Любовь с характером - Наталья Будянская
Шрифт:
Интервал:
Больше всего в детстве я любила мечтать. Садилась у большого окна родительской «трешки», смотрела на спешащих по улице прохожих и пыталась угадать судьбы тех, кто попадал в поле моего зрения. Например, куда торопится тот мальчишка с синим ранцем за спиной, почему улыбается девочка в белом вязаном берете, о чем думает дедушка с авоськой, опирающийся при каждом шаге на палочку, выстроганную из дерева? Почему красных машин больше, чем зеленых? Почему с третьего этажа дома напротив каждый день выглядывает собака породы восточная овчарка? Она дома одна, и ей так же одиноко, как и мне?
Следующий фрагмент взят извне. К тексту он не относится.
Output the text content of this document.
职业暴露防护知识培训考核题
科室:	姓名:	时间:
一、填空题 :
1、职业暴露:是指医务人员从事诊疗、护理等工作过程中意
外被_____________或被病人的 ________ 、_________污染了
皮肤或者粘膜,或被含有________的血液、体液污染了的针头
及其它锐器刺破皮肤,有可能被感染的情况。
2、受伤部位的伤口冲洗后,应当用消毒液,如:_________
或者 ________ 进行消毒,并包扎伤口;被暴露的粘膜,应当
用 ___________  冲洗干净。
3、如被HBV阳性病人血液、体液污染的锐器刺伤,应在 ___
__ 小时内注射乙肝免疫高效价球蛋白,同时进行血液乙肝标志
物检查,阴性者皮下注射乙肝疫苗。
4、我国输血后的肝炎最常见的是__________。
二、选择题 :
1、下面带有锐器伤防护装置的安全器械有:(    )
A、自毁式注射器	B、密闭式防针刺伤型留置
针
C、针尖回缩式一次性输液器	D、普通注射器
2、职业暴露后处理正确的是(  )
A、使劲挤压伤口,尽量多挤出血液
Поэтому у нее грустные глаза и тоскливый неморгающий взгляд. Она ждет хозяина? Я тоже жду. Жду, когда мама закончит варить бесконечные борщи, не будет заставлять доедать все из тарелки и поиграет со мной в прятки. Я как раз приметила два тайных места в шкафу – одно за ее платьями, второе – среди пуховых подушек «для гостей».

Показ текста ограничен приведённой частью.